Mittlerweile, am Morgen des 24. April, hatte der Kern des Wirbels PETRA ungefähr die Hälfte des Nordatlantiks bis zu einer Position etwas mehr
als 1000 km südwestlich von Island überquert. Der Luftdruck betrug dort knapp 1010 hPa. Vom Zentrum des Tiefdruckgebietes PETRA ging zum einen eine Warmfront aus, die bis nordöstlich der Inselgruppe der Azoren reichte und in die Kaltfront des Tiefs OLGA überging. Zum anderen verlief eine Kaltfront vom Zentrum des Tiefs PETRA ausgehend bis südöstlich von Neufundland, um in die Warmfront eines Tiefdruckgebietes über dem östlichen Nordamerika überzugehen. Südlich des Tiefdruckkerns des Wirbels PETRA und begrenzt durch die Warmfront im Osten sowie durch die Kaltfront im Westen, spannte sich als Dreieck der Warmluftsektor auf, der südlich durch ein kleines Azorenhoch begrenzt wurde. Die Wetterstation Lajes auf der zu den Azoren gehörenden Insel Terceira registrierte am 24. April als Folge der Warmluftzufuhr am Rand des Hochs und unterstützt durch den beschriebenen Warmluftsektor eine Höchsttemperatur von 24°C im Vergleich zu maximal 20°C am Vortag. Am Morgen des 25. April lag der Kern des Wirbels PETRA, deutlich verstärkt auf einen Luftdruck von etwas unter 980 hPa, südwestlich von Irland. Die Kaltfront hatte die Warmfront zum Teil eingeholt, sodass sich im Bereich des Tiefdruckkerns eine Mischfront mit Warm– und Kaltfronteigenschaften, eine sogenannte Okklusion befand. An ihrem östlichen Ende, dem Okklusionspunkt, schloss sich die über die Biskaya bis nach Nordspanien verlaufende Warmfront an. Außerdem erstreckte sich vom Okklusionspunkt aus die Kaltfront nach Südwesten, streifte die Iberische Halbinsel nordwestlich und reichte über die Azoren und bis über den westlichen Teil des Nordatlantiks hinweg. Mit dem Durchzug der Kaltfront, die an der Wetterstation Lajes auf den Azoren 4 l/m² Regen brachte, drehte die zuvor südwestliche bis westliche Strömung auf nordwestliche bis nördliche Richtungen, und somit erreichte die Temperatur in Lajes lediglich Höchstwerte von 17°C. Im Westen und Südwesten Europas brachte das Tiefdruckgebiet PETRA innerhalb von 24 Stunden bis zum Morgen des 26. April gebietsweise zweistellige Niederschlagsmengen. Im südenglischen Plymouth fielen beispielsweise 16 l/m² und im südwestfranzösischen Bordeaux 10 l/m². In Wales und Südwestengland wurden örtlich Böen mit 9 bis 10 Beaufort erreicht, was Sturm bzw. schwerem Sturm entspricht.

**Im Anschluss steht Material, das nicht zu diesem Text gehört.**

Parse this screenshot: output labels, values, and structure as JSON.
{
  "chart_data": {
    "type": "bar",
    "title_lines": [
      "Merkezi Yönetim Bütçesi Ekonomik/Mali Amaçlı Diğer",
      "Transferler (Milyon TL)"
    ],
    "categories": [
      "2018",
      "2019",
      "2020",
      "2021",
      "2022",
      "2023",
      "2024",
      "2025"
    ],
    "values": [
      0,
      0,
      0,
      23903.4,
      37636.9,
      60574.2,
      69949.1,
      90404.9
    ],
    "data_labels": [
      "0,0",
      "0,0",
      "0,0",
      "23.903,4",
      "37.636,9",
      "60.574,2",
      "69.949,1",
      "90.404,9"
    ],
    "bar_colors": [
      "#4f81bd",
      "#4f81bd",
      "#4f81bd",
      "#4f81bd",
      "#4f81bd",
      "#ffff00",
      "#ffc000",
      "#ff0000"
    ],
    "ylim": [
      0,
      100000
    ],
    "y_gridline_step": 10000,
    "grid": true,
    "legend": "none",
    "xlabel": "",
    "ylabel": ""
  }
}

Mittlerweile hatte sich der Kern des Wirbels PETRA, in dem weiterhin ein Luftdruck von etwas unter 980 hPa gemessen wurde, bis über Wales verlagert. Die südwestlich vom Kern beginnende Okklusionsfront reichte bis über die Nordsee, wo eine bis über die Mitte Deutschlands zu verfolgende Warmfront und eine bis über das belgisch-französische Grenzgebiet verlaufende Kaltfront sich trafen. Die Kaltfront ging weiter südwestlich in eine verwellte Luftmassengrenze über. Bis zum Morgen des 27. April summierte sich der 24-stündige Niederschlag auf der südwestirischen Insel Valentia auf 9 l/m², in Brüssel auf 7 l/m², und in den saarländischen Orten Berus und Tholey auf jeweils 6 l/m².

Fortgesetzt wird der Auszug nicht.